Sales at the nation’s retailers rose modestly last month as Americans spent more on eating out and furnishing their homes. Retail sales increased 0.3% in January, matching the consensus forecast. Over the past three months, sales were up a steady 0.2%, but slower than the pace in mid-2019. Notably, building materials, garden equipment, and supplies rose 2.1%, the most in five months, while furniture and home furnishings rebounded 0.6%. The advance in these housing-related categories suggests stronger housing demand at the start of the year. On a year-over-year trend basis, retail sales were up 4.4% indicating that despite some weakness, consumer goods spending growth is still robust.
Inflation rose just slightly last month suggesting that the Federal Reserve will have no reason to hike interest rates anytime soon. The Bureau of Labor Statistics reported the Consumer Price Index (CPI) ticked up 0.1% in January, below the consensus of 0.2%. Food prices rose by 0.2%, while energy declined -0.7%--its first downtick in four months. Core CPI, which excludes food and energy, increased by 0.2%. The cost of shelter, medical care services, apparel, and education all increased last month, while the price of drugs and used vehicles fell.
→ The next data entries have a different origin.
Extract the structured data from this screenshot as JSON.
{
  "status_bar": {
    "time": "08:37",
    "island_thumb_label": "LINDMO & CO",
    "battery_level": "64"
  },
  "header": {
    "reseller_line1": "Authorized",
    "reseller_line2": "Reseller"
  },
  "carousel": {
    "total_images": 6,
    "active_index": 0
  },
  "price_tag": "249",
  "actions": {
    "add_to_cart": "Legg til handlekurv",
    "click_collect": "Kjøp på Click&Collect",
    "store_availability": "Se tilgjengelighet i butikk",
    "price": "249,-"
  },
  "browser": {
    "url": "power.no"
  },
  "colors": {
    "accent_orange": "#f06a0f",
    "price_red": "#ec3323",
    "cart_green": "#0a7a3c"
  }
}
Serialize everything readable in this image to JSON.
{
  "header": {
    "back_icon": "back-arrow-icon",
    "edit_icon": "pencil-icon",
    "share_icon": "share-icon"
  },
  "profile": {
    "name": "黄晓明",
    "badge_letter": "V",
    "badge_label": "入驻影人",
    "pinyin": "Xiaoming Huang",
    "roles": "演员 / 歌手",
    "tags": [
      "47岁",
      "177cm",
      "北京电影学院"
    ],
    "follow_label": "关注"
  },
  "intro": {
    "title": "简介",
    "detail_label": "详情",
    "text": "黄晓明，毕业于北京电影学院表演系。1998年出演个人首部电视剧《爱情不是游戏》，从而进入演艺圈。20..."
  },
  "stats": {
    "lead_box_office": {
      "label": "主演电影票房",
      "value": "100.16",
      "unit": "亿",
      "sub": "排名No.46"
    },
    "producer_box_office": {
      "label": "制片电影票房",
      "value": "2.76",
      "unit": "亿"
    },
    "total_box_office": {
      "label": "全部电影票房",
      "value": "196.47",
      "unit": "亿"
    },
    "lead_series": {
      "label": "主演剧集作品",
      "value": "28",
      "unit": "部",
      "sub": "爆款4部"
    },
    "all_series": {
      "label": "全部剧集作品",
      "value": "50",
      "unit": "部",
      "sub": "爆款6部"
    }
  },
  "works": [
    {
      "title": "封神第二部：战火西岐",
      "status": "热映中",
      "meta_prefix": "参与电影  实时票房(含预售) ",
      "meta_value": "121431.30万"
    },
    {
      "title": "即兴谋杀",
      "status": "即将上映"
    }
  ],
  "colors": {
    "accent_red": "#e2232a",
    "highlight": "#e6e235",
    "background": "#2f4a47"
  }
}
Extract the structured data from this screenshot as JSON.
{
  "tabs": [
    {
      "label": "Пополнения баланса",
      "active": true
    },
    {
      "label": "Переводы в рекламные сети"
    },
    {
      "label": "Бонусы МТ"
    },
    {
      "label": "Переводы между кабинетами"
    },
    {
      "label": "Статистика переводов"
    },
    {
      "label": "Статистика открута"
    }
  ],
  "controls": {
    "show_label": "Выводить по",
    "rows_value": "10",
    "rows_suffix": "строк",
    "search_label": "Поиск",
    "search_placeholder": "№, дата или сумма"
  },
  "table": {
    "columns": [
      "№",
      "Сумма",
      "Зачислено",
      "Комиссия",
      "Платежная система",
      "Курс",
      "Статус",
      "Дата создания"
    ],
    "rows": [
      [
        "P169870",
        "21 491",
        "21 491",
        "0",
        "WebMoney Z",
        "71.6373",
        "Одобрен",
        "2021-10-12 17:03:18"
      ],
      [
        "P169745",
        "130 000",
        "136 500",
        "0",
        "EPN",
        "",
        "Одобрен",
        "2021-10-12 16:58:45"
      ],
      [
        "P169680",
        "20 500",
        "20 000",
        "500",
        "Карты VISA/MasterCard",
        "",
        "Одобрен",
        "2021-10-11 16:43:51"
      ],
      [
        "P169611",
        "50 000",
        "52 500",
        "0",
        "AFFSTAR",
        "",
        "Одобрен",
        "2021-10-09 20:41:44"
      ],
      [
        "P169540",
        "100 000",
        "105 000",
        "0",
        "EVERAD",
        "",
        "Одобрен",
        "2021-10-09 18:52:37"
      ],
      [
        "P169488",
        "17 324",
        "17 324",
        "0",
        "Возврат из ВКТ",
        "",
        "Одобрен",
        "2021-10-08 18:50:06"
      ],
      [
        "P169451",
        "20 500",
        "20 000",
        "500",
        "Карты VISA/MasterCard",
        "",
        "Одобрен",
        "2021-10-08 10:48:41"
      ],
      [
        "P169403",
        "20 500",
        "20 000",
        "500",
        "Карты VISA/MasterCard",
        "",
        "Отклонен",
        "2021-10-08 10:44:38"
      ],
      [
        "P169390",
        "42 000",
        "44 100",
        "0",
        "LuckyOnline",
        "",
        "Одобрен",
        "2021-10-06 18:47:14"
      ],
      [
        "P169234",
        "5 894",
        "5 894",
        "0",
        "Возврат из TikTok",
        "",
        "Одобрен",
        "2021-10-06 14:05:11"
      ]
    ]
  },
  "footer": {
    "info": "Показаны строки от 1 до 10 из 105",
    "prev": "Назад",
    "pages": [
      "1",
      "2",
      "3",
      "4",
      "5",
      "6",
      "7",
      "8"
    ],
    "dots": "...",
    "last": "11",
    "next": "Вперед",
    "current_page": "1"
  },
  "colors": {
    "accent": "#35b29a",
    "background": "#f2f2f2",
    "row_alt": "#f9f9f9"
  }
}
Year-over-year, the CPI increased 2.5%--the most since October 2018, but still historically low. Overall, the report shows that consumer price inflation remains subdued, supporting a continued easy monetary policy stance from the Fed.
Federal Reserve Chairman Jerome Powell offered testimony to the House Financial Services Committee this week in which he stated that some of the forces that held back U.S. economic growth last year have eased, but risks to the outlook remain, particularly from the coronavirus. “We are closely monitoring the emergence of the coronavirus, which could lead to disruptions in China that spill over to the rest of the global economy,” Powell said. The U.S. central bank cut interest rates by a quarter percent at three successive meetings last fall, bringing its benchmark rate down to a range of 1.5-1.75%. Powell stated that he believed the current accommodative stance of policy was still appropriate to support growth, but stated, “If developments emerge that cause a material reassessment of our outlook, we would respond accordingly.”